Cet appel au boycott d’Israël émis en
janvier dernier a depuis été rappelé à de nombreuses reprises.
Il apparaît donc important pour nous d’affirmer que ce boycott
ne relève pas simplement du choix. Au regard de ce qui précède,
nous pouvons soutenir que le boycott des produits israéliens
relève non seulement d’une démarche éthique, d’un acte citoyen
mais également du devoir religieux. Cette attitude devrait, pour
les musulmans, s’intensifier pendant le mois de Ramadan, période
propice à la compassion et à la solidarité. En effet, jamais la
situation du peuple palestinien n’aura été si tragique. Alors
qu’Israël est gouverné depuis plus de six mois par un
gouvernement d’extrême droite, la population palestinienne n’en
finit plus de croupir dans des conditions insoutenables. Le
peuple de Gaza souffre toujours d’un blocus criminel et abject
qui maintient près d’un million et demi de personnes dans des
conditions épouvantables. Même la mosquée Al Aqsa fait
aujourd’hui l’objet d’assauts répétés de colons fanatiques et
les fouilles entreprises par les gouvernements israéliens depuis
quelques années vont jusqu’à menacer les fondations du Troisième
lieu saint de l’Islam.
Comment donc en cette période de Ramadan,
moment intense de recueillement où nos pensés et invocations
devraient être destinées à ce peuple martyr, consommer des
produits d’un Etat criminel qui – dernier avatar d’une longue
série d’agissements sanglants – vient de se rendre coupable d’un
abominable trafic d’organes prélevés sur le corps de
Palestiniens ?
Comment pourrait-on rompre son jeûne avec des dattes issues d’un
pays sur lequel plane des accusations de crimes de guerre et de
crimes contre l’humanité et commercialisés par des sociétés (Agrexco-Carmel)
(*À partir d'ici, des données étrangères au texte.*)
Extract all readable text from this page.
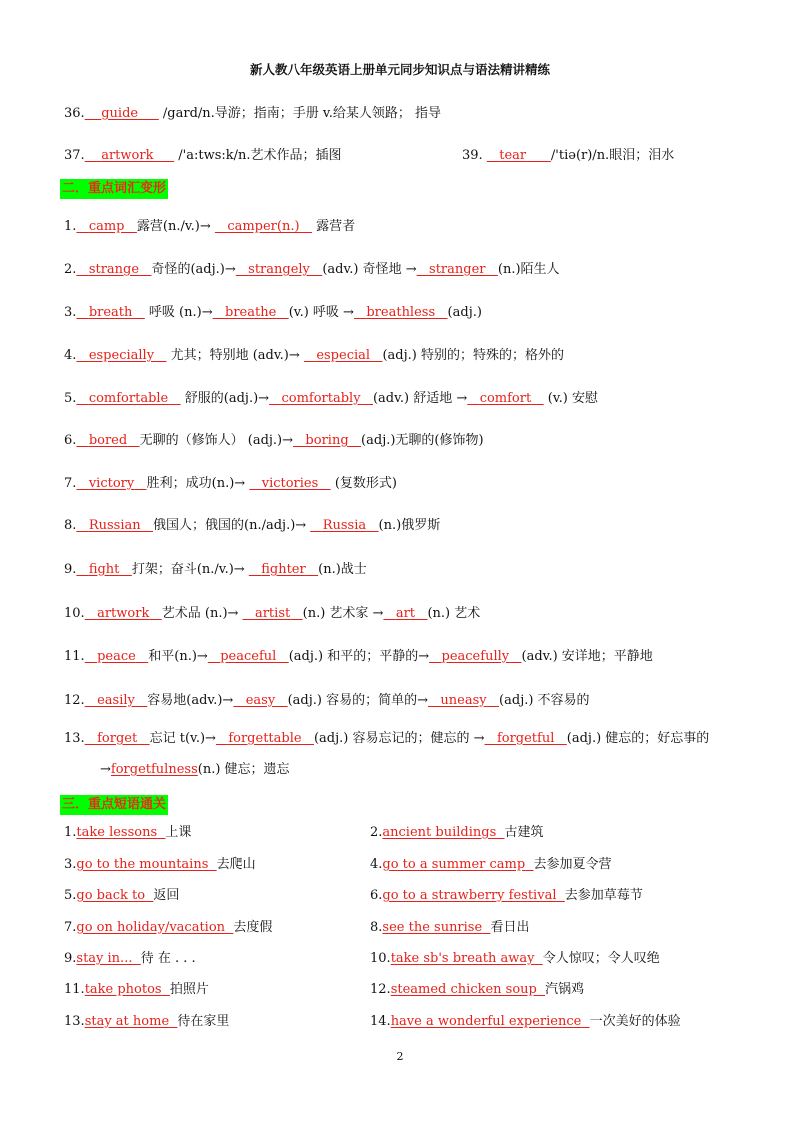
新人教八年级英语上册单元同步知识点与语法精讲精练
36. guide      /gard/n.导游；指南；手册 v.给某人领路； 指导
37. artwork      /'a:tws:k/n.艺术作品；插图	39. tear /'tiə(r)/n.眼泪；泪水
二．重点词汇变形
1. camp 露营(n./v.)→    camper(n.)    露营者
2. strange 奇怪的(adj.)→ strangely (adv.) 奇怪地 → stranger (n.)陌生人
3. breath    呼吸 (n.)→ breathe (v.) 呼吸 → breathless (adj.)
4. especially    尤其；特别地 (adv.)→    especial (adj.) 特别的；特殊的；格外的
5. comfortable    舒服的(adj.)→ comfortably (adv.) 舒适地 → comfort    (v.) 安慰
6. bored 无聊的（修饰人） (adj.)→ boring (adj.)无聊的(修饰物)
7. victory 胜利；成功(n.)→    victories    (复数形式)
8. Russian 俄国人；俄国的(n./adj.)→    Russia (n.)俄罗斯
9. fight 打架；奋斗(n./v.)→    fighter (n.)战士
10. artwork 艺术品 (n.)→    artist (n.) 艺术家 → art (n.) 艺术
11. peace 和平(n.)→ peaceful (adj.) 和平的；平静的→ peacefully (adv.) 安详地；平静地
12. easily 容易地(adv.)→ easy (adj.) 容易的；简单的→ uneasy (adj.) 不容易的
13. forget 忘记 t(v.)→ forgettable (adj.) 容易忘记的；健忘的 → forgetful (adj.) 健忘的；好忘事的
→forgetfulness(n.) 健忘；遗忘
三．重点短语通关
1.take lessons 上课	2.ancient buildings 古建筑
3.go to the mountains 去爬山	4.go to a summer camp 去参加夏令营
5.go back to 返回	6.go to a strawberry festival 去参加草莓节
7.go on holiday/vacation 去度假	8.see the sunrise 看日出
9.stay in... 待 在 . . .	10.take sb's breath away 令人惊叹；令人叹绝
11.take photos 拍照片	12.steamed chicken soup 汽锅鸡
13.stay at home 待在家里	14.have a wonderful experience 一次美好的体验
2
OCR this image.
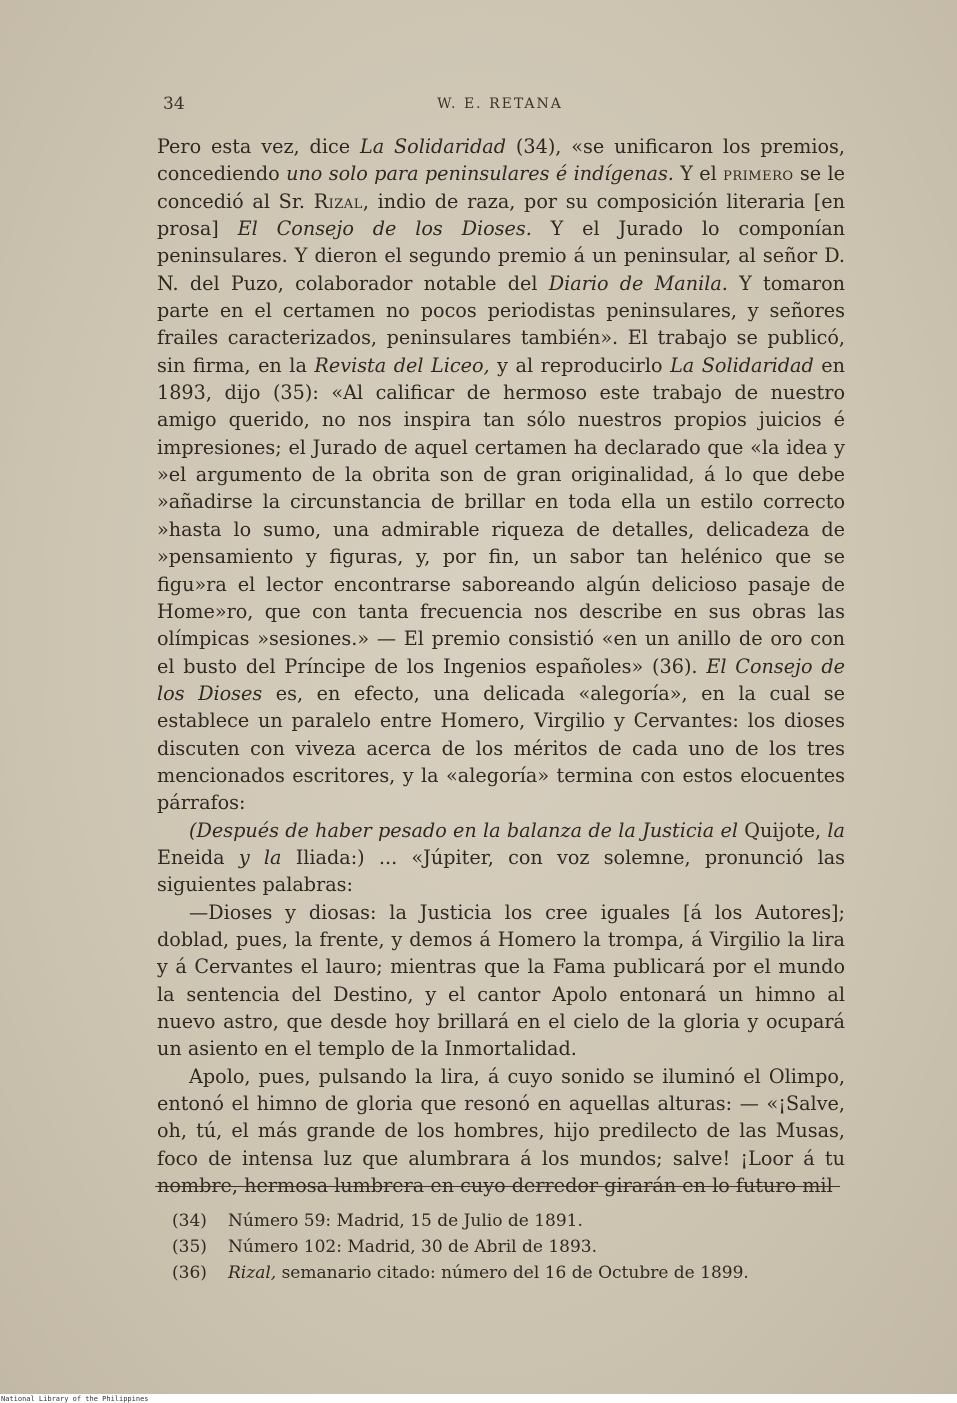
34	W. E. RETANA

Pero esta vez, dice La Solidaridad (34), «se unificaron los premios, concediendo uno solo para peninsulares é indígenas. Y el primero se le concedió al Sr. Rizal, indio de raza, por su composición literaria [en prosa] El Consejo de los Dioses. Y el Jurado lo componían peninsulares. Y dieron el segundo premio á un peninsular, al señor D. N. del Puzo, colaborador notable del Diario de Manila. Y tomaron parte en el certamen no pocos periodistas peninsulares, y señores frailes caracterizados, peninsulares también». El trabajo se publicó, sin firma, en la Revista del Liceo, y al reproducirlo La Solidaridad en 1893, dijo (35): «Al calificar de hermoso este trabajo de nuestro amigo querido, no nos inspira tan sólo nuestros propios juicios é impresiones; el Jurado de aquel certamen ha declarado que «la idea y »el argumento de la obrita son de gran originalidad, á lo que debe »añadirse la circunstancia de brillar en toda ella un estilo correcto »hasta lo sumo, una admirable riqueza de detalles, delicadeza de »pensamiento y figuras, y, por fin, un sabor tan helénico que se figu»ra el lector encontrarse saboreando algún delicioso pasaje de Home»ro, que con tanta frecuencia nos describe en sus obras las olímpicas »sesiones.» — El premio consistió «en un anillo de oro con el busto del Príncipe de los Ingenios españoles» (36). El Consejo de los Dioses es, en efecto, una delicada «alegoría», en la cual se establece un paralelo entre Homero, Virgilio y Cervantes: los dioses discuten con viveza acerca de los méritos de cada uno de los tres mencionados escritores, y la «alegoría» termina con estos elocuentes párrafos:

(Después de haber pesado en la balanza de la Justicia el Quijote, la Eneida y la Iliada:) ... «Júpiter, con voz solemne, pronunció las siguientes palabras:

—Dioses y diosas: la Justicia los cree iguales [á los Autores]; doblad, pues, la frente, y demos á Homero la trompa, á Virgilio la lira y á Cervantes el lauro; mientras que la Fama publicará por el mundo la sentencia del Destino, y el cantor Apolo entonará un himno al nuevo astro, que desde hoy brillará en el cielo de la gloria y ocupará un asiento en el templo de la Inmortalidad.

Apolo, pues, pulsando la lira, á cuyo sonido se iluminó el Olimpo, entonó el himno de gloria que resonó en aquellas alturas: — «¡Salve, oh, tú, el más grande de los hombres, hijo predilecto de las Musas, foco de intensa luz que alumbrara á los mundos; salve! ¡Loor á tu nombre, hermosa lumbrera en cuyo derredor girarán en lo futuro mil

(34) Número 59: Madrid, 15 de Julio de 1891.

(35) Número 102: Madrid, 30 de Abril de 1893.

(36) Rizal, semanario citado: número del 16 de Octubre de 1899.

National Library of the Philippines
qui sont le bras armé de la colonisation israélienne en
Cisjordanie et à Jérusalem-Est ? Est-ce qu’il est logique et
cohérent à ce que des musulmans puissent, pendant le Ramadan,
participer financièrement à la colonisation israélienne et
contribuer ainsi à faire perdurer le cauchemar palestinien ?
Il faut donc dire et répéter aux citoyens
européens de confession musulmane (notamment ceux de France et
de Belgique) que la consommation de dattes israéliennes est
comme une insulte proférée à l’égard du peuple palestinien. On
ne peut concevoir que le mois de Ramadan soit une occasion pour
les colonies juives de voir leur production s’écouler auprès des
consommateurs musulmans occidentaux surtout lorsqu’on se
rappelle que le Prophète Mohamed (Saw) lui-même utilisa cet arme
lors de l’embargo décrété contre Qoraysh par l’entremise de la
tribu Banu Hanifa.
Consommer des dattes israéliennes est donc
illicite pour qui entend vivre conformément à l’éthique du
musulman. Cet appel que nous lançons aujourd’hui rejoint
pleinement celui lancé par la campagne BDS pour qui le boycott
est une prise de position pacifique et citoyenne. En effet, les
solidarités qui composent le mouvement de soutien à la cause
palestinienne sont plurielles et complémentaires et c’est cette
dynamique prometteuse qui permettra de mettre en branle une
campagne internationale de boycott de l’Etat d’Israël, dont les
premiers succès apparaissent déjà.
Comme ce fut le cas pour le régime
d’Apartheid en Afrique du Sud, il faut désormais contraindre
Israël à cesser son occupation et son entreprise de colonisation
des territoires palestiniens. Notre démarche rejoint d’ailleurs
celle soutenue par d’autres autorités religieuse non-musulmanes.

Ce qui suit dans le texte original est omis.